NAKED LUNCH
In the zone
RELEASED OUT NOW! 1991 | 18 | Blu-ray (4K/standard) Director David Cronenberg Cast Peter Weller, Judy Davis, Ian Holm, Julian Sands
How do you film an unfilmable novel? William Burroughs’s cult 1959 book is really just a series of vignettes. A faithful adaptation would also be banned all over the world (chapter nine would do it…).
David Cronenberg’s solution: take elements from it plus earlier works like Queer and Junkie, then add aspects of the writer’s life (like the day he shot his wife dead in a drunken game), and a noirish thriller throughline. The result: a Brundlefly fusion of the author and the director’s sensibilities.

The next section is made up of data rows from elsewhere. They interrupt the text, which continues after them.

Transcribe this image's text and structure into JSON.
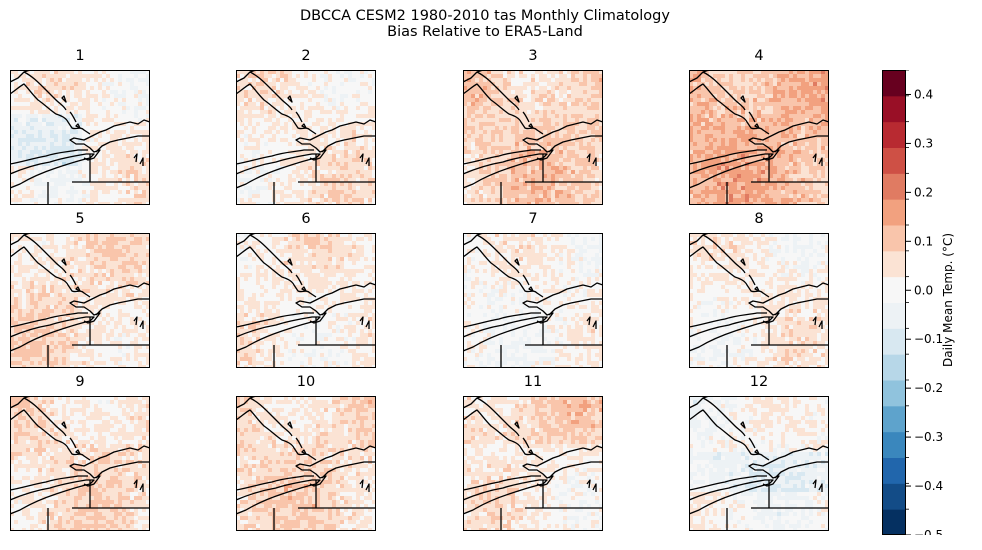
{
  "chart_data": {
    "type": "heatmap",
    "title_line1": "DBCCA CESM2 1980-2010 tas Monthly Climatology",
    "title_line2": "Bias Relative to ERA5-Land",
    "panels": [
      {
        "label": "1",
        "mean_bias": 0.02
      },
      {
        "label": "2",
        "mean_bias": 0.03
      },
      {
        "label": "3",
        "mean_bias": 0.08
      },
      {
        "label": "4",
        "mean_bias": 0.12
      },
      {
        "label": "5",
        "mean_bias": 0.05
      },
      {
        "label": "6",
        "mean_bias": 0.03
      },
      {
        "label": "7",
        "mean_bias": 0.01
      },
      {
        "label": "8",
        "mean_bias": 0.02
      },
      {
        "label": "9",
        "mean_bias": 0.05
      },
      {
        "label": "10",
        "mean_bias": 0.06
      },
      {
        "label": "11",
        "mean_bias": 0.03
      },
      {
        "label": "12",
        "mean_bias": 0.0
      }
    ],
    "colorbar": {
      "label": "Daily Mean Temp. (°C)",
      "vmin": -0.5,
      "vmax": 0.45,
      "ticks": [
        "0.4",
        "0.3",
        "0.2",
        "0.1",
        "0.0",
        "−0.1",
        "−0.2",
        "−0.3",
        "−0.4",
        "−0.5"
      ],
      "tick_values": [
        0.4,
        0.3,
        0.2,
        0.1,
        0.0,
        -0.1,
        -0.2,
        -0.3,
        -0.4,
        -0.5
      ],
      "colors": [
        "#053061",
        "#134c87",
        "#2166ac",
        "#3a87bd",
        "#5ea3cc",
        "#90c3dd",
        "#b7d7e8",
        "#d8e8f1",
        "#edf2f5",
        "#f7f7f7",
        "#fbe3d4",
        "#f9c5ab",
        "#f2a17f",
        "#e07b62",
        "#ce5045",
        "#b82a31",
        "#990f26",
        "#67001f"
      ]
    }
  }
}
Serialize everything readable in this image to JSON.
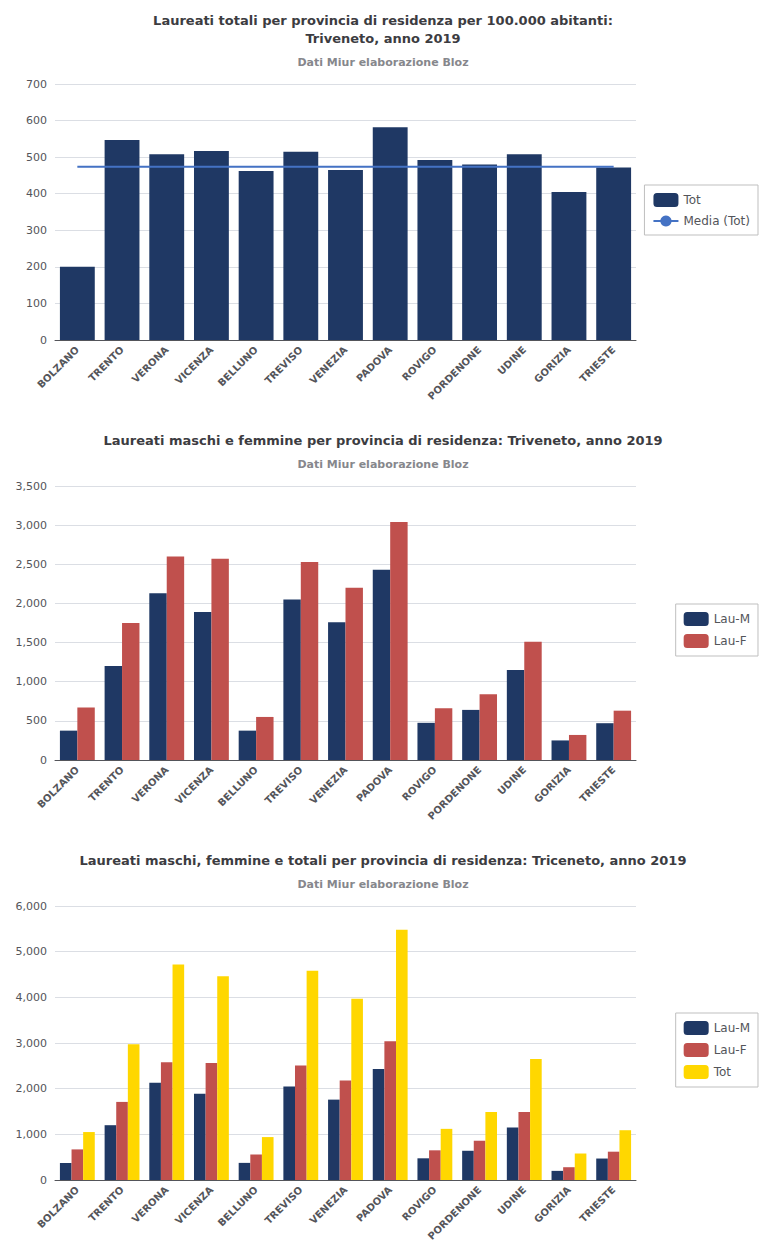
{
  "chart_data": [
    {
      "type": "bar",
      "title": "Laureati totali per provincia di residenza per 100.000 abitanti:\nTriveneto, anno 2019",
      "subtitle": "Dati Miur elaborazione Bloz",
      "categories": [
        "BOLZANO",
        "TRENTO",
        "VERONA",
        "VICENZA",
        "BELLUNO",
        "TREVISO",
        "VENEZIA",
        "PADOVA",
        "ROVIGO",
        "PORDENONE",
        "UDINE",
        "GORIZIA",
        "TRIESTE"
      ],
      "series": [
        {
          "name": "Tot",
          "type": "bar",
          "color": "#1F3864",
          "values": [
            200,
            547,
            508,
            517,
            462,
            515,
            465,
            582,
            492,
            480,
            508,
            405,
            472
          ]
        },
        {
          "name": "Media (Tot)",
          "type": "line",
          "color": "#4472C4",
          "values": [
            474,
            474,
            474,
            474,
            474,
            474,
            474,
            474,
            474,
            474,
            474,
            474,
            474
          ]
        }
      ],
      "ylim": [
        0,
        700
      ],
      "yticks": [
        0,
        100,
        200,
        300,
        400,
        500,
        600,
        700
      ],
      "grid": true,
      "legend": "right"
    },
    {
      "type": "bar",
      "title": "Laureati maschi e femmine per provincia di residenza: Triveneto, anno 2019",
      "subtitle": "Dati Miur elaborazione Bloz",
      "categories": [
        "BOLZANO",
        "TRENTO",
        "VERONA",
        "VICENZA",
        "BELLUNO",
        "TREVISO",
        "VENEZIA",
        "PADOVA",
        "ROVIGO",
        "PORDENONE",
        "UDINE",
        "GORIZIA",
        "TRIESTE"
      ],
      "series": [
        {
          "name": "Lau-M",
          "color": "#1F3864",
          "values": [
            375,
            1200,
            2130,
            1890,
            375,
            2050,
            1760,
            2430,
            475,
            640,
            1150,
            250,
            470
          ]
        },
        {
          "name": "Lau-F",
          "color": "#C0504D",
          "values": [
            670,
            1750,
            2600,
            2570,
            550,
            2530,
            2200,
            3040,
            660,
            840,
            1510,
            320,
            630
          ]
        }
      ],
      "ylim": [
        0,
        3500
      ],
      "yticks": [
        0,
        500,
        1000,
        1500,
        2000,
        2500,
        3000,
        3500
      ],
      "grid": true,
      "legend": "right"
    },
    {
      "type": "bar",
      "title": "Laureati maschi, femmine e totali per provincia di residenza: Triceneto, anno 2019",
      "subtitle": "Dati Miur elaborazione Bloz",
      "categories": [
        "BOLZANO",
        "TRENTO",
        "VERONA",
        "VICENZA",
        "BELLUNO",
        "TREVISO",
        "VENEZIA",
        "PADOVA",
        "ROVIGO",
        "PORDENONE",
        "UDINE",
        "GORIZIA",
        "TRIESTE"
      ],
      "series": [
        {
          "name": "Lau-M",
          "color": "#1F3864",
          "values": [
            375,
            1200,
            2130,
            1890,
            375,
            2050,
            1760,
            2430,
            475,
            640,
            1150,
            200,
            470
          ]
        },
        {
          "name": "Lau-F",
          "color": "#C0504D",
          "values": [
            670,
            1710,
            2580,
            2560,
            560,
            2510,
            2180,
            3040,
            650,
            860,
            1490,
            280,
            620
          ]
        },
        {
          "name": "Tot",
          "color": "#FFD700",
          "values": [
            1050,
            2970,
            4720,
            4460,
            940,
            4580,
            3970,
            5480,
            1120,
            1490,
            2650,
            580,
            1090
          ]
        }
      ],
      "ylim": [
        0,
        6000
      ],
      "yticks": [
        0,
        1000,
        2000,
        3000,
        4000,
        5000,
        6000
      ],
      "grid": true,
      "legend": "right"
    }
  ]
}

Thick with kink and deadpan black humour, the film drifts between reality and hallucination.
Peter Weller is author surrogate William Lee, who decamps to Interzone (an analogue of Burroughs hangout Tangier), recruited to infiltrate the drug trade. It’s a shame that, due to the Gulf War, location filming in Morocco fell through – it all feels very stage-bound. Otherwise, there can be few complaints.
Weller, a Burroughs fan who lobbied for the role, plays Lee with laconic detachment, aceing some classic routines. Key innovations (like a giant bug/typewriter that speaks through a sphincter-like orifice) are imaginatively grotesque. And the score is stunning, wedding Howard Shore’s orchestral compositions to Ornette Coleman’s squalls of improvised saxophone, to suitably strung-out/dissolute effect.
Extras A fascinating hour-long Weller interview sees the actor speaking eloquently and with great passion about his admiration for Burroughs (and sharing a wild acid trip story). “Naked Making Lunch” (55 minutes, 1992), is a solid TV doc which includes on-set footage and interviews with the author and director. Of four more interviews (62 minutes), only effects guy Chris Walas’s is of note. There’s also an hour-long talking head on Burroughs, a decent “visual essay” (28 minutes), and some score chat (31 minutes). An old Cronenberg commentary is rather sporadic, but informative enough to make a new critical track feel redundant. Plus: trailer; galleries; 80-page book; poster; postcards. Ian Berriman
Cronenberg and Weller later gifted the cat-loving Burroughs a Korat kitten (a grey pedigree breed). He named it Boy.